Well you would probably want to spend some time around some kids that age in order to get a feel for how they talk. Which could prove to be a challenge depending on your circumstances. Anywho, remember, a good rule for dialogue is to keep it short and simple. People in the real world don't speak sentences upon sentences to each other. In fact, people usually speak with really short phrases and words.
 
It's difficult to give specific advice for different writers, but here is what I do whenever I write dialogue (in fact before I start writing) and I have trouble thinking of speech patterns.
First, I list the characters, then add notes about the type of personality traits I want each of them to have, what they do for a living/education standard, 'social class', and sometimes (when I really have trouble) make notes on how I imagine they view themselves.
Then it's a matter of simply trying to place myself in their shoes and thinking about how my personality would come out in my speech. OR sometimes I base it on actual people I know and think of their intonation and speech patterns when they talk in various situations, for example how do they react to shock? What is their manner when relaxed? If they're interested in someone? Sometimes you end up with dialogue you never expected to write.

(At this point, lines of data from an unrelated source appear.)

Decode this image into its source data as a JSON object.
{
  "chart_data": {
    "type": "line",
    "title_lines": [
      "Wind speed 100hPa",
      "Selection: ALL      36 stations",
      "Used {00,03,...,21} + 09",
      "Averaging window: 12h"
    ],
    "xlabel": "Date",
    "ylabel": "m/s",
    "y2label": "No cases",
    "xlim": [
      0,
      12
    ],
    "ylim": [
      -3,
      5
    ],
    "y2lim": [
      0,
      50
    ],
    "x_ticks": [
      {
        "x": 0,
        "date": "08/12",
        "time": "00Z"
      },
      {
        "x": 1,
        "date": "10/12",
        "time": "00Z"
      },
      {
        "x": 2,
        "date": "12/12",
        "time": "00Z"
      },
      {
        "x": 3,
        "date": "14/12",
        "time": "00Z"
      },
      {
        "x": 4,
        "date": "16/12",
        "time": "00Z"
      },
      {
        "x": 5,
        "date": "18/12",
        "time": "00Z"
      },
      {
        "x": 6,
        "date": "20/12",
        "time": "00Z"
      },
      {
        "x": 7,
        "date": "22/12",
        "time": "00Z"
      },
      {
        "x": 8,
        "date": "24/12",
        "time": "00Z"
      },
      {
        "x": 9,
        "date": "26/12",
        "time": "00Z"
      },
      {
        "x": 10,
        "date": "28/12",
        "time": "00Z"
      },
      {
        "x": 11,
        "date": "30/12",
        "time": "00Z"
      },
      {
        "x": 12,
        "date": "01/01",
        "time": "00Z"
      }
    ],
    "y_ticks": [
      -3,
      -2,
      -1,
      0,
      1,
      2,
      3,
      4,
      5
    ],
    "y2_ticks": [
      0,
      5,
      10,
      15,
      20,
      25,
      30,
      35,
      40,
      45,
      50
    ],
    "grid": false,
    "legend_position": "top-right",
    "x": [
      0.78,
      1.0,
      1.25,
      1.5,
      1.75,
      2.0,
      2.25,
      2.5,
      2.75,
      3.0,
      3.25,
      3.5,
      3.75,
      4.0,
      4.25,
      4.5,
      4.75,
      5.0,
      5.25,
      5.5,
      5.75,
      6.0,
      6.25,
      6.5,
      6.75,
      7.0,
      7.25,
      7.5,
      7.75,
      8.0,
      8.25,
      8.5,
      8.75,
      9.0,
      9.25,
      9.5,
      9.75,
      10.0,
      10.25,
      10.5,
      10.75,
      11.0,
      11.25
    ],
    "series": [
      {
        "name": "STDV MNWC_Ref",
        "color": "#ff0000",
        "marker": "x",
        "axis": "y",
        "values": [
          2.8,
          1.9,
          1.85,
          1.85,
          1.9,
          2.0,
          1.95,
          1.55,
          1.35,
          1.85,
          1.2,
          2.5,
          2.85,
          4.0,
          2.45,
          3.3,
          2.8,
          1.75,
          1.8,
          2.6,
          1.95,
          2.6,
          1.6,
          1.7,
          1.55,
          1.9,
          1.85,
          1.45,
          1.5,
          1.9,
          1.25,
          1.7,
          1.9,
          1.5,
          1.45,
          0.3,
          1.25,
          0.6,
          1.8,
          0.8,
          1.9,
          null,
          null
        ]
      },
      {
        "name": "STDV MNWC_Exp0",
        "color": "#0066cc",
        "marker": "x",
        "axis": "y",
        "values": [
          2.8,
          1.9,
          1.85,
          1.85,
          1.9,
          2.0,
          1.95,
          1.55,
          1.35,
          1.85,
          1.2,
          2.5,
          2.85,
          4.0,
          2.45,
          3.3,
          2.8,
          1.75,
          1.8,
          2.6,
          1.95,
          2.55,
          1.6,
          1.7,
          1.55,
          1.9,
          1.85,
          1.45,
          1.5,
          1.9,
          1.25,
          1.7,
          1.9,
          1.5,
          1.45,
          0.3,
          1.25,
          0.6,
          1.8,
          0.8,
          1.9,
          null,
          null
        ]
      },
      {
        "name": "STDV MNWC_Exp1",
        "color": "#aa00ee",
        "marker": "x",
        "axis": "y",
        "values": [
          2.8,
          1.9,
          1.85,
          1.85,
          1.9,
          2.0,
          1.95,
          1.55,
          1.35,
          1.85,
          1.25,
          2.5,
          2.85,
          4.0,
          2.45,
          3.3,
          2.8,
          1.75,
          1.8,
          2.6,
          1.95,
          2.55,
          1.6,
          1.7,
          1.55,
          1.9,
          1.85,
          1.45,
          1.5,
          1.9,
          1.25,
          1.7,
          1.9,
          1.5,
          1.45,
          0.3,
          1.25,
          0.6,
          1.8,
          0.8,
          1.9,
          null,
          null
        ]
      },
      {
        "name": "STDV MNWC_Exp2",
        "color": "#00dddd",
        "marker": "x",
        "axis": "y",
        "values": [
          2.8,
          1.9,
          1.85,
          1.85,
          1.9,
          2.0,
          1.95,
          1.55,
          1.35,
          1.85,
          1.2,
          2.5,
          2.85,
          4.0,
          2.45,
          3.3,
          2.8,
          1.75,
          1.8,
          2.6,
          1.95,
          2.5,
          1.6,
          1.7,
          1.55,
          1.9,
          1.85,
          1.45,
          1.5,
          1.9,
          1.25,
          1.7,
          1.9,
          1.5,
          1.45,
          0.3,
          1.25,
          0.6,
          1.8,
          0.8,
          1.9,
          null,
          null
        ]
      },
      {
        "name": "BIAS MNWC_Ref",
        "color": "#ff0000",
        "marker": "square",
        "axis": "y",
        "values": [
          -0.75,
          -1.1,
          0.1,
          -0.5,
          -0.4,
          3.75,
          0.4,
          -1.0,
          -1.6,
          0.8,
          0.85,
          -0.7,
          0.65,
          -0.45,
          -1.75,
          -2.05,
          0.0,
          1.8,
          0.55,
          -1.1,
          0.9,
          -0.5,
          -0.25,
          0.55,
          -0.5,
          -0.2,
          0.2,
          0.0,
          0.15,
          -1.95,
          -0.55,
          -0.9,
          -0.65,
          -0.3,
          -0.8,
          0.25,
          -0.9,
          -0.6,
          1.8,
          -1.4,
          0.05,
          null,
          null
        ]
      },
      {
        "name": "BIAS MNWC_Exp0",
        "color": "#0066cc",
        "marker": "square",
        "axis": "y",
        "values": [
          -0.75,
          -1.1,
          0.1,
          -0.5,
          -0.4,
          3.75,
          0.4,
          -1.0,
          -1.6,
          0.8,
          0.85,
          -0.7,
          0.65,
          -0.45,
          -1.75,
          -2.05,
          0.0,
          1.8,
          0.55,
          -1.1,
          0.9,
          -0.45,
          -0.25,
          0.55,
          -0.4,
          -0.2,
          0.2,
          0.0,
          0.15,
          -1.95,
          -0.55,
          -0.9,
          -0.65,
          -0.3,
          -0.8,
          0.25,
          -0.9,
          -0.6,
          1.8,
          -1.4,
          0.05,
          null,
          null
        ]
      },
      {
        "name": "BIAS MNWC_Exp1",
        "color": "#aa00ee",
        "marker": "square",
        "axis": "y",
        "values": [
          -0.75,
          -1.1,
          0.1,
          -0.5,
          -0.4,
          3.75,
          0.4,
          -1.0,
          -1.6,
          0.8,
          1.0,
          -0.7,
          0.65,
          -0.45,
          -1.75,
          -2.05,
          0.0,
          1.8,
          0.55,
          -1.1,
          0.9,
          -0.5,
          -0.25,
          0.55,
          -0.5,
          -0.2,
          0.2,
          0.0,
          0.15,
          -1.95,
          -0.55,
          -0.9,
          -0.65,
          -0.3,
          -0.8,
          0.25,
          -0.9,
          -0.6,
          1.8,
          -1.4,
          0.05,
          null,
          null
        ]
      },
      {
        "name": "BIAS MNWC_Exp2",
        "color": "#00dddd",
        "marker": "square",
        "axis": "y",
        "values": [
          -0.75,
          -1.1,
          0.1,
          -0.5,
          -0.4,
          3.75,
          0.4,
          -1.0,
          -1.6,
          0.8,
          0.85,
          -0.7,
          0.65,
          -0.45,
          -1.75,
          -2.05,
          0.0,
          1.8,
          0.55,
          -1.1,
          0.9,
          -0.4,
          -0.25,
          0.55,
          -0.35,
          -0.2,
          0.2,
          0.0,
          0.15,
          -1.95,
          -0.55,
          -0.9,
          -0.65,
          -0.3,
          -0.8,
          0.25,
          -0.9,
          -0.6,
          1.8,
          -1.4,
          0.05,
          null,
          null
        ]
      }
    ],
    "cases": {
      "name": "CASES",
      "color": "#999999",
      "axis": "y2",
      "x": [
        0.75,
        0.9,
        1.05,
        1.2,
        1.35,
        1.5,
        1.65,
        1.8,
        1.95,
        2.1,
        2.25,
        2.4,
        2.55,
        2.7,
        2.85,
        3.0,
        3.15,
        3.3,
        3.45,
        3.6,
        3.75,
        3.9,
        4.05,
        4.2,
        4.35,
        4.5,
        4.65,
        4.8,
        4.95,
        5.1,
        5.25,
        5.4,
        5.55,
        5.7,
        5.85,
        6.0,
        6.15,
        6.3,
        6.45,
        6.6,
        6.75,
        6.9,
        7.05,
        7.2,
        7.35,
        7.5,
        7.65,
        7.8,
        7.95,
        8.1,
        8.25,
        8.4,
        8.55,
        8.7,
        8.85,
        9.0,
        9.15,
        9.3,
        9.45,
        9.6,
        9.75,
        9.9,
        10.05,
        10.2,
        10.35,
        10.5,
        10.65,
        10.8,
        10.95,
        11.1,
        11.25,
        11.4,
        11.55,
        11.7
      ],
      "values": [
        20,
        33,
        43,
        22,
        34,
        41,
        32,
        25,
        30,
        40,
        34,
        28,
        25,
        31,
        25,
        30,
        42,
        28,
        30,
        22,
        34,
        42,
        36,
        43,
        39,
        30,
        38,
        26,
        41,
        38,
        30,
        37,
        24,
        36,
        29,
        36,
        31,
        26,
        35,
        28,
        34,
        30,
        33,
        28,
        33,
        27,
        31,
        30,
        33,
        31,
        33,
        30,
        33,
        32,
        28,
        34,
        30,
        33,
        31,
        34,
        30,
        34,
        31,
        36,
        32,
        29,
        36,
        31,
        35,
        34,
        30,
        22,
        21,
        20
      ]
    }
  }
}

Here's an example from a current project:

RINGLEADER (unnamed):
Low-level local street criminal
Brash
Tries to play up to his gang status (i.e. believes he is more of a player than he actually is)
Acts more confident than actually is, especially in front of peers
Disregard for others feelings
Self-obsessed but not to an extreme
Watches too many gangsta films, thinks he's a bigger player than he is
Doesn't like to have his confidence knocked/position challenged in front of peers (becomes embarrassed/frustrated?)

A sample of the dialogue:

EXT. PARK - GANG LOCATION.
HEAD SHOT - RINGLEADER

RINGLEADER

Yeah? Something wrong?

(No response)​

CUT TO:
EXT. PARK - GANG LOCATION
Other gang members turn around

RINGLEADER (CONT'D)
I'm f***ing talking to you. Yeah, come here!

(No response)

RINGLEADER (CONT'D)
You f***ing stupid or something? [in Urdu] Iqbal, this f***ing twat is being cheeky!

IQBAL
You go to him when he tells you, yeah?

(No response)​

A short pause

RINGLEADER
Seriously! What the f*** do you want? You want to get f***ed up, yeah?​

CUT TO: OVER SHOULDER - RINGLEADER


This method is useful for when you revise the screenplay. I always keep the notes handy to refer to when writing, and a quick glance refreshes the memory of what role you want the character to play (always helpful when staring at pages of writing for hours on end).
 
Yeah I find writing teenagers' lines pretty tough as well. It's really easy to fall into the trap of writing stereotypes (without even realising it) and I think there's often the temptation to exaggerate certain speech patterns (so lots of uses of the word 'like', excessive swearing, being grammatically incorrect etc).

I think beamazed's advice is really helpful though, you need to spend time around teens and remember to keep speech short and sweet. Maybe take a look at some dialogue from teenage characters you're impressed by? All of that helps me.